There is a smell of smoke. I open my eyes. The candle has blown out. Its plumage spirals towards the overhead light. I lick my fingers and pinch the wick. It fizzles but does not burn.

I stand, fully awake. Nick has long stopped, the disk ejected. Outside there is darkness. I shut the curtains, turn on the light. The stillness remains within me, unshakable. My stomach rumbles. I walk into the kitchen, open the cupboards, ponder quietly what to create for us today. Whilst I am thinking, I hear the front door slam. He is home. I smile: another day over and not a ripple in the pond. What joy I have known today, what more could I want for? The door opens, he is wet with drizzle and his nose is red. He kisses me, throws his arms around me, says; ‘It’s good to see you, it’s great to be home.’ Here, you see, I have everything I need. Here, you see, I want for nothing. After all, this is my home. Not this town, not this house, not this man, not even this body. Home is the stillness, the rich beautiful stillness that lies here: deep down inside me.

4 comments:

Window said...

Beautiful.

ZenJen said...

Awww, shucks.

Ta Jen

xx

goosefat101 said...

This is a great blog.

I haven't had much time to read your blogs recently, butI have missed them.

I reckon the thing you are talking about in terms of writing is how I tend to write. I am blessed and cursed by having no real editor until the thing is done. I just access that strange part of the mind and set off. But I don't do it as purely as you describe, not really, because I have my plots and characters and whatnots, but sometimes, the best times, I even forget those fragile maps and find the writing is writing me and not me writing it.

That last blog was a beautiful piece of writing. Really powerful and real. It made me wish for that meditative space of letting the writing write me.

As you know I am not one for sitting still in quietness, it isn't really in my nature and silence and stillness always scare me, but falling into the stream of consciousness is the closest I get to that wonderful idea of losing your ego and awareness and becoming something freer for a while.

Thats why I miss not having time to work on novels at the moment. And thats why I can't fit that sort of writing in to snatched moments. It's a process, like meditation, you have to have the time to lose the time, and at the moment thats something I don't have.

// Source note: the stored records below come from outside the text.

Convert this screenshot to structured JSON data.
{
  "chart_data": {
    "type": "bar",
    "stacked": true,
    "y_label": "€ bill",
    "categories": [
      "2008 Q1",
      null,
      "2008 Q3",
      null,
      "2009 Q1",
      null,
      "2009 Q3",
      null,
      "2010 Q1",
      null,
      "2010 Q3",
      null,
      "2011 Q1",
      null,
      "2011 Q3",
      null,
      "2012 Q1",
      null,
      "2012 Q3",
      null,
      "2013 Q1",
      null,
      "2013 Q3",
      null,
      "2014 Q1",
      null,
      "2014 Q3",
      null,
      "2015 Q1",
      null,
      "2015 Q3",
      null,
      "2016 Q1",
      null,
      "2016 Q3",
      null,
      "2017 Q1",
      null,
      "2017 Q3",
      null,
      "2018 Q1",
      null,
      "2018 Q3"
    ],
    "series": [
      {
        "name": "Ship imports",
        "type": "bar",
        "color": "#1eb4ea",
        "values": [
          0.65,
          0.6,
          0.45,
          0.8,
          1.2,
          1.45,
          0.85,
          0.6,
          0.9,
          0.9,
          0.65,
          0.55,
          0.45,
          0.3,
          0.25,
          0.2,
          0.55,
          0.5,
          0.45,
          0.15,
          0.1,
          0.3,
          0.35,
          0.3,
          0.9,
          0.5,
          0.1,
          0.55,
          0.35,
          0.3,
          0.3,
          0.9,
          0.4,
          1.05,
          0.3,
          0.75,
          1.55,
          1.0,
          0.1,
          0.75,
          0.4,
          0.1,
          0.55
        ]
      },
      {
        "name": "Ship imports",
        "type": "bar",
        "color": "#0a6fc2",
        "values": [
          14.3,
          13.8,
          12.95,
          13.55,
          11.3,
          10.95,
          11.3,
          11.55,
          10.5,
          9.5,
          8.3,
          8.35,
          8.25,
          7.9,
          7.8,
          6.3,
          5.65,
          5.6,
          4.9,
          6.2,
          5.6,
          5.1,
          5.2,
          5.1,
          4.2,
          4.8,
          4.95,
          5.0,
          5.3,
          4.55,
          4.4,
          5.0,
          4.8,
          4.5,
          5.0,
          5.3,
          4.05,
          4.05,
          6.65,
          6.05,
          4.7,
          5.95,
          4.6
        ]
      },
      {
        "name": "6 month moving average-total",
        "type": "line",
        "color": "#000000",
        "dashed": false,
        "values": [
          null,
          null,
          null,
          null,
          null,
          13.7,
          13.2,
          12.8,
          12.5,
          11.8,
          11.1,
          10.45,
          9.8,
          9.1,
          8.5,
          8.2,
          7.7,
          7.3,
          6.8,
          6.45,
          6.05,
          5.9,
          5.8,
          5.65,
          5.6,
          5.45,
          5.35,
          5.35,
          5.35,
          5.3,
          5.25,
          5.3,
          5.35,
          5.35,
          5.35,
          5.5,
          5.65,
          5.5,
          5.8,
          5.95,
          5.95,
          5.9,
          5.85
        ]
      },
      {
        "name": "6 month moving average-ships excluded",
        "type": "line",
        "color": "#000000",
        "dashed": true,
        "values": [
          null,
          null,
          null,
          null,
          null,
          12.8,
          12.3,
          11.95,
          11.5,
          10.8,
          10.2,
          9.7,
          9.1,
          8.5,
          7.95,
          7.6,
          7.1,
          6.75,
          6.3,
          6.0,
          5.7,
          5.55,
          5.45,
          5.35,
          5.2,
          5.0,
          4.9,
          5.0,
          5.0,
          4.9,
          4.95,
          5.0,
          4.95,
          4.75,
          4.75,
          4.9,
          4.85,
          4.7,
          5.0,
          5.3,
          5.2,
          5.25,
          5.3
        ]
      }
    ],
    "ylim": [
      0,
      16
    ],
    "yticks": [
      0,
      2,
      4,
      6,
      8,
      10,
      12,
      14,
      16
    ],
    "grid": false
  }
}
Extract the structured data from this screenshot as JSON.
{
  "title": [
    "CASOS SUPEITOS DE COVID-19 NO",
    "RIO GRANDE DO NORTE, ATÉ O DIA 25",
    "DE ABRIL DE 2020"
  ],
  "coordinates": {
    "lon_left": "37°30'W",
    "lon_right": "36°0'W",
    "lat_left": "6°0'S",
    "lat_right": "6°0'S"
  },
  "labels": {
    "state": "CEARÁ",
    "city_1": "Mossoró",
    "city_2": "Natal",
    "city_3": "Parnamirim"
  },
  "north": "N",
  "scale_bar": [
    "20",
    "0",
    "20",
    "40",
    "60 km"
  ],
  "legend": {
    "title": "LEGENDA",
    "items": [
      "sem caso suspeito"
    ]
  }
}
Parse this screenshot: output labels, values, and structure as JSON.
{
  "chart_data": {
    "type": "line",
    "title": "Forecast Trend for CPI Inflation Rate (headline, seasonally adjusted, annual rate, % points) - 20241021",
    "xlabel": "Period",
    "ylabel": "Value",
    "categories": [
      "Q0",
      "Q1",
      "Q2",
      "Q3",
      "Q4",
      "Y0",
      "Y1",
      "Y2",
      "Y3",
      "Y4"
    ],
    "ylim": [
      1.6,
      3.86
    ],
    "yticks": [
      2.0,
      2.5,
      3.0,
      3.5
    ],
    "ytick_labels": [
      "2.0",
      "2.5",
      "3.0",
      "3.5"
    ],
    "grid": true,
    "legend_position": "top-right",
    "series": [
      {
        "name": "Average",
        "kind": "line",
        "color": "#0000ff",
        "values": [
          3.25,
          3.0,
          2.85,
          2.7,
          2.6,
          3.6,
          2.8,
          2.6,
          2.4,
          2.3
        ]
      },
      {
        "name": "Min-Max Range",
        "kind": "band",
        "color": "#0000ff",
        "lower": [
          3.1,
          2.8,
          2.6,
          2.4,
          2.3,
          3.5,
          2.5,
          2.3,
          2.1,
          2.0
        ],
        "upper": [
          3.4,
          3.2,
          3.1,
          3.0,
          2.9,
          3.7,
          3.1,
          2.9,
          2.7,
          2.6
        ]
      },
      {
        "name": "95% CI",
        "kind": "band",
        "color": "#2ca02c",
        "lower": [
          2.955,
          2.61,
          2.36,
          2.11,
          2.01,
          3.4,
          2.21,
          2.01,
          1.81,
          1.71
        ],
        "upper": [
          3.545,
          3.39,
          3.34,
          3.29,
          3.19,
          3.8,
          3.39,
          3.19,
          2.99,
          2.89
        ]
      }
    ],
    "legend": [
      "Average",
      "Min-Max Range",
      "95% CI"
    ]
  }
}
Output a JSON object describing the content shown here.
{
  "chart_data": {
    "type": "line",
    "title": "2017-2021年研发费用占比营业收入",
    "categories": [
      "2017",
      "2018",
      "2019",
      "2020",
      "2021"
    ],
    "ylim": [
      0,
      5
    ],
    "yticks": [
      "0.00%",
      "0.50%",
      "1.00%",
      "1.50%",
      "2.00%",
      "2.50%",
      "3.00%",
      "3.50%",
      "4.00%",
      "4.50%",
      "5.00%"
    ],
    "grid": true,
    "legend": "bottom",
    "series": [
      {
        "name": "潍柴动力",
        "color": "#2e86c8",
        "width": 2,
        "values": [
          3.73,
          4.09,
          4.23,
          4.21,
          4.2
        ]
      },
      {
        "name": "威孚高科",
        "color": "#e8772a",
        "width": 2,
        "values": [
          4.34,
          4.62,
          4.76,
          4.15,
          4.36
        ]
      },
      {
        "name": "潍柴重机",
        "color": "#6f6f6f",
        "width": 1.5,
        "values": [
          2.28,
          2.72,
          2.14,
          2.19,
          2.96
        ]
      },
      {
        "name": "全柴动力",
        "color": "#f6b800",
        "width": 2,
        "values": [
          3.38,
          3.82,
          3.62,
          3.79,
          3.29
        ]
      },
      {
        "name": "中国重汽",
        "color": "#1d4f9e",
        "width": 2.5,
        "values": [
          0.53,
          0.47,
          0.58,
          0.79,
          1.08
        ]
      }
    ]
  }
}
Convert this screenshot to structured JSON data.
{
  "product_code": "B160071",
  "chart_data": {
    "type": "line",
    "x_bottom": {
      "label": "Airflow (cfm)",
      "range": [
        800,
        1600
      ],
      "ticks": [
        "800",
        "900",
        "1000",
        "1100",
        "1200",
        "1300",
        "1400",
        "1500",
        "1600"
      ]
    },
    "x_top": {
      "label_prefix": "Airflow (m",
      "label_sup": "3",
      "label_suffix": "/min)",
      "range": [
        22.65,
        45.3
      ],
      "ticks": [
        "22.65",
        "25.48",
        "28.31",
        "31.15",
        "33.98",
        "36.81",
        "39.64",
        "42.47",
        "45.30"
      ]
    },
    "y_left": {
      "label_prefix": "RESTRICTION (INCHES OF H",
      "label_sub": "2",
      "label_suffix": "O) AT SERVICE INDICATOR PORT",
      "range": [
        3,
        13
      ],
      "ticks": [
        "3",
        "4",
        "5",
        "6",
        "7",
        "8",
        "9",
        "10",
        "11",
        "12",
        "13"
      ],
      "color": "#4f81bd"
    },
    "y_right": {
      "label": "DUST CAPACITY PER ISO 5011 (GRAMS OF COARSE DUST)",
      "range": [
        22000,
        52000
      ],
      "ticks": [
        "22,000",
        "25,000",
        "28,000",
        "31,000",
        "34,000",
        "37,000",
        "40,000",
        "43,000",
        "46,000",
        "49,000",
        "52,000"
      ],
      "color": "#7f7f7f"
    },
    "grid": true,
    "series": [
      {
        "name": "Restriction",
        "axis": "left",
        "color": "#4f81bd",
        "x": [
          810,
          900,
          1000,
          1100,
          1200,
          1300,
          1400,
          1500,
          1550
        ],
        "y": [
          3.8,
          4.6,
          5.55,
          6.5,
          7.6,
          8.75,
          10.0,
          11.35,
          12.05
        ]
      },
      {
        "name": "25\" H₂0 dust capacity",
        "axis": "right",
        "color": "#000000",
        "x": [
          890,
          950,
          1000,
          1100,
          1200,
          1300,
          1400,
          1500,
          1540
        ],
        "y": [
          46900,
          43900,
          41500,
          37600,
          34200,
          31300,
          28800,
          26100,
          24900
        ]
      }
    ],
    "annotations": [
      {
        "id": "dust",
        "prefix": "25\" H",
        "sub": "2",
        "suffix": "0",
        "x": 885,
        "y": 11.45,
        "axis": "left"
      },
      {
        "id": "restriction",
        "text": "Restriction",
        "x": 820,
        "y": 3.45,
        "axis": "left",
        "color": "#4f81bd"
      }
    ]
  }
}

I guess its what Clive's musician friend calls "boredom time" he says boredom is needed before creativity can hit you. Boredom is I think the wrong word. I reckon he means having a moment where you unthinkingly fall into a meditation, where you switch your mind off by accident and find something new has sneaked in while you were on standby.

Anyway thats enough rambling over tangents. Lovely blog. Thanks for writing it.

x

Dave

ZenJen said...

Thanks dave, your comment really made my day.

Writing has been a joy recently. I feel like I am starting to find the elusive 'voice'- I still have a long way to go but I am feeling a lot more confident when I write. This blog is really helping actually. Just writing a 1000 word piece once a week is far more of a commitment than I was managing before, meagre as that is. I am enjoying it so so much. Thanks for reading, and commenting, and being so generally supportive. I am enjoying the act of writing more than I have done in ages: it's part buddhism part blogspot, but it's a winning formula and I'm not going to knock it.

Have fun in Edinburgh.

I am going to order the circus in iraq book you recommended on your blog, it sounds great!